How to register to vote: everything you need to know

26 November 2019

Today—26 November 2019—is the last day you can register to vote for the general election on 12 December. Here are a few facts about the process of registering and voting.

Firstly; if you have already voted while living at your current address, you do not need to re-register.

You have until 11.59 pm to register if you want to vote in person. If you want to register to vote you can do this online, or in person at your local electoral office.

If you want to vote by post, you have until 5pm on the 26th to register in England, Scotland and Wales. You will then be sent a postal vote which you must return by the end of polling day (either in person at the polling station or Electoral Registration Office or by post in advance).

If you want to vote by proxy on the day, and you live in England, Wales or Scotland, you can do that after you register to vote, but before 4 December.  Your proxy must be someone registered to vote, and they can only be proxy for two people (though possibly more than this if the extra people are close family). 

It is now too late to register to vote by proxy or by post if you live in Northern Ireland. 

You can register to vote if you’re over the age of 16 (or 14 in Scotland) but won’t be able to vote in this general election.

You can vote if you’re aged 18 or over on polling day (the day you vote—the 12 December), if you are a British, Irish, or qualifying Commonwealth citizen. EU citizens in the UK can’t vote in general elections, but they can in some other elections

When voting on 12 December, you are voting to elect an MP to represent your local area. You can find information about your local candidates and when hustings are here.
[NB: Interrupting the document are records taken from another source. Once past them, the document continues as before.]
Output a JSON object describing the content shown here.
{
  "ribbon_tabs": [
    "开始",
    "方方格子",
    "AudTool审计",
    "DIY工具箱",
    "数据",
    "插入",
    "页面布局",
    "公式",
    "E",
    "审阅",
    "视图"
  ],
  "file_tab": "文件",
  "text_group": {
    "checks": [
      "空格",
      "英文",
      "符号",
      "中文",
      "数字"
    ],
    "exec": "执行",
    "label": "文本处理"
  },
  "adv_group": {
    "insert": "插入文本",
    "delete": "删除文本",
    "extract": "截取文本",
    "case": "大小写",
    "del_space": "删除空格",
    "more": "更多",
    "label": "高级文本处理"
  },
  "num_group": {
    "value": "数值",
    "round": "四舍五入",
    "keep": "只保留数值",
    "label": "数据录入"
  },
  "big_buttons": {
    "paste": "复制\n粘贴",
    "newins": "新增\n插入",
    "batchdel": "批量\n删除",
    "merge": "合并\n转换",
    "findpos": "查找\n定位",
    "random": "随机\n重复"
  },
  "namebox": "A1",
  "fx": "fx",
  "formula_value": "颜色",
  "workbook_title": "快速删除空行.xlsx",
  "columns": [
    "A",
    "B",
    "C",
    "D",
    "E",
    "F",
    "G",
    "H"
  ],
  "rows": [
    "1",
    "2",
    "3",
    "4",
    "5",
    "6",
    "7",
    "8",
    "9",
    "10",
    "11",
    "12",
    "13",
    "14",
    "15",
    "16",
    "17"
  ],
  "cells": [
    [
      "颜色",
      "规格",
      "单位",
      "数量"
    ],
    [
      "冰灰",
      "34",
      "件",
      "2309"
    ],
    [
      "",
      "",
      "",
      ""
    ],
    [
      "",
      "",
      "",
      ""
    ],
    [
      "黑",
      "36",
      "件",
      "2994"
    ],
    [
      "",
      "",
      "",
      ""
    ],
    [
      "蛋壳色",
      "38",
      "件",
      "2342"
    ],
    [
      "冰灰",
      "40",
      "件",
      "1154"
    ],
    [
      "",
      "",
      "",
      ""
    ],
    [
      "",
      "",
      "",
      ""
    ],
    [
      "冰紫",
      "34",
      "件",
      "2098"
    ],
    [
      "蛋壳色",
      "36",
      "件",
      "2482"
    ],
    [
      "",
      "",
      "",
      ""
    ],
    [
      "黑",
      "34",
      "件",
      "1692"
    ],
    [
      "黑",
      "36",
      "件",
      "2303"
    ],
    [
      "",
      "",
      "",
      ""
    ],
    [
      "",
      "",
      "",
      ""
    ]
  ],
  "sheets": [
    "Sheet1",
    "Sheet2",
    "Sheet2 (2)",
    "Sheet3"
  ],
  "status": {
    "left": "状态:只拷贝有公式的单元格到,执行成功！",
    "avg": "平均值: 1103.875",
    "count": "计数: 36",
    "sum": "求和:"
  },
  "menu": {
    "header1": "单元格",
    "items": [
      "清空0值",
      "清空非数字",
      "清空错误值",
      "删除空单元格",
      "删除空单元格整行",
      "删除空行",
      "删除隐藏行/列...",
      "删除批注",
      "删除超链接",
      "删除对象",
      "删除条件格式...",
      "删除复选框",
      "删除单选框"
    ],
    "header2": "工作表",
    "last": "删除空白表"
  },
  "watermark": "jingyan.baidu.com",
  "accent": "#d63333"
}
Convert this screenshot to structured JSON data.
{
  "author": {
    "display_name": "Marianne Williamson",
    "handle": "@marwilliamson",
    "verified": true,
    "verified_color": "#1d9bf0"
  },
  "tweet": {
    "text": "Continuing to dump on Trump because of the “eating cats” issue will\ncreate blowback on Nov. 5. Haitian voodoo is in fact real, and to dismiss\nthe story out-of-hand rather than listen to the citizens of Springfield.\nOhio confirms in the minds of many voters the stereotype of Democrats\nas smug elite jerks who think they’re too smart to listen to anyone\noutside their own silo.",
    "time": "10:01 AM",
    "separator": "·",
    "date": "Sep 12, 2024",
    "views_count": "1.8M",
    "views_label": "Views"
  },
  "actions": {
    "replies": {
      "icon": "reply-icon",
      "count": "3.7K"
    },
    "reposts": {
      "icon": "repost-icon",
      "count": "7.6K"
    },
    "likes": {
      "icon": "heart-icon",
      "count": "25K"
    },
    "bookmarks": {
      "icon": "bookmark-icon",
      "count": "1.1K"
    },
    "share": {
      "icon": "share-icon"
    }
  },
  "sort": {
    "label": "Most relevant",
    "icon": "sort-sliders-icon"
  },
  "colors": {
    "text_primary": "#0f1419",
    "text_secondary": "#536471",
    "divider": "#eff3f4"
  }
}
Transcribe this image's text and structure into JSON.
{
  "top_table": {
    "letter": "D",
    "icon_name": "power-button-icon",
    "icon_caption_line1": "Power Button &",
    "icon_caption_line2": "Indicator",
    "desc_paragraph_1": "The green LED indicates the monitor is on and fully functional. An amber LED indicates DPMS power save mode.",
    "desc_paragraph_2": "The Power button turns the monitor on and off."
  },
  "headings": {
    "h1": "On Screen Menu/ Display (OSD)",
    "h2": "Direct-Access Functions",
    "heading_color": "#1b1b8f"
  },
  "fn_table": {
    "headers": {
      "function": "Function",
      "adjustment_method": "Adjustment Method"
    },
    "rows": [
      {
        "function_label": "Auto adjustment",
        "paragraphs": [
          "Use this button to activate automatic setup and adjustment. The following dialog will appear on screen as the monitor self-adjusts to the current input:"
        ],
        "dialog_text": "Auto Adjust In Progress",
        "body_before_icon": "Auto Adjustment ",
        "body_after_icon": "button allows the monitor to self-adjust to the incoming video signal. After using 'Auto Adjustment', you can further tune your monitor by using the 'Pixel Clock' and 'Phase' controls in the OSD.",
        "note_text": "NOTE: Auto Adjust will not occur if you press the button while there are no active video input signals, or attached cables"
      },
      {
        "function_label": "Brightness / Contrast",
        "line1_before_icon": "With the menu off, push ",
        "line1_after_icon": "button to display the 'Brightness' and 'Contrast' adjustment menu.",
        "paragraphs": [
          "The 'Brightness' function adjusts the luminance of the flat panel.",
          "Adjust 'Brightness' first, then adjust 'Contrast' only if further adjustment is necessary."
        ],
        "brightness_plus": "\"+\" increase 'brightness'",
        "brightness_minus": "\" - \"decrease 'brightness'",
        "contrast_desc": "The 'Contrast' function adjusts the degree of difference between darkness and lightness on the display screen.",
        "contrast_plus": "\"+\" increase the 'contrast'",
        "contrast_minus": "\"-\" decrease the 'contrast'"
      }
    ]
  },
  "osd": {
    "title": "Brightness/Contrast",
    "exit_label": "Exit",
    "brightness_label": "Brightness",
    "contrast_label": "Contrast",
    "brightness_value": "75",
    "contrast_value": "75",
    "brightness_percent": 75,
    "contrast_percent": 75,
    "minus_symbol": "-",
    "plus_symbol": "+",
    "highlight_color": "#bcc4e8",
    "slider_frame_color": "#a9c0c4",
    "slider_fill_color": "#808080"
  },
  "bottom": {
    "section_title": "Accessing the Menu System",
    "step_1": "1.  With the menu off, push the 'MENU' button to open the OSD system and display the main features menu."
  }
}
If you want more information on the parties in general, you can also read our ongoing series of fact checks of the party manifestos and all our other fact checks of statements made by parties and candidates in the general election. 

We’ve seen some claims regarding registering to vote circulating; here are our conclusions: 

It is TRUE that students can register to vote in two places, but they can only actually vote in one location during a general election and can decide where on the day.

It is also TRUE that if you don’t have a fixed address to register to vote you can pick an address you have previously been associated with or one that relates to your current situation.

However, it is NOT TRUE that four million 17 year-olds will turn 18 and be eligible to vote in the December election; the number is much lower.

Applications for voter registration are currently significantly higher than they were in the same time period before the 2017 general election. However, this doesn’t mean there will be this number of new voters: based on previous votes, a significant number will be duplicate applications from people who were in fact already registered to vote.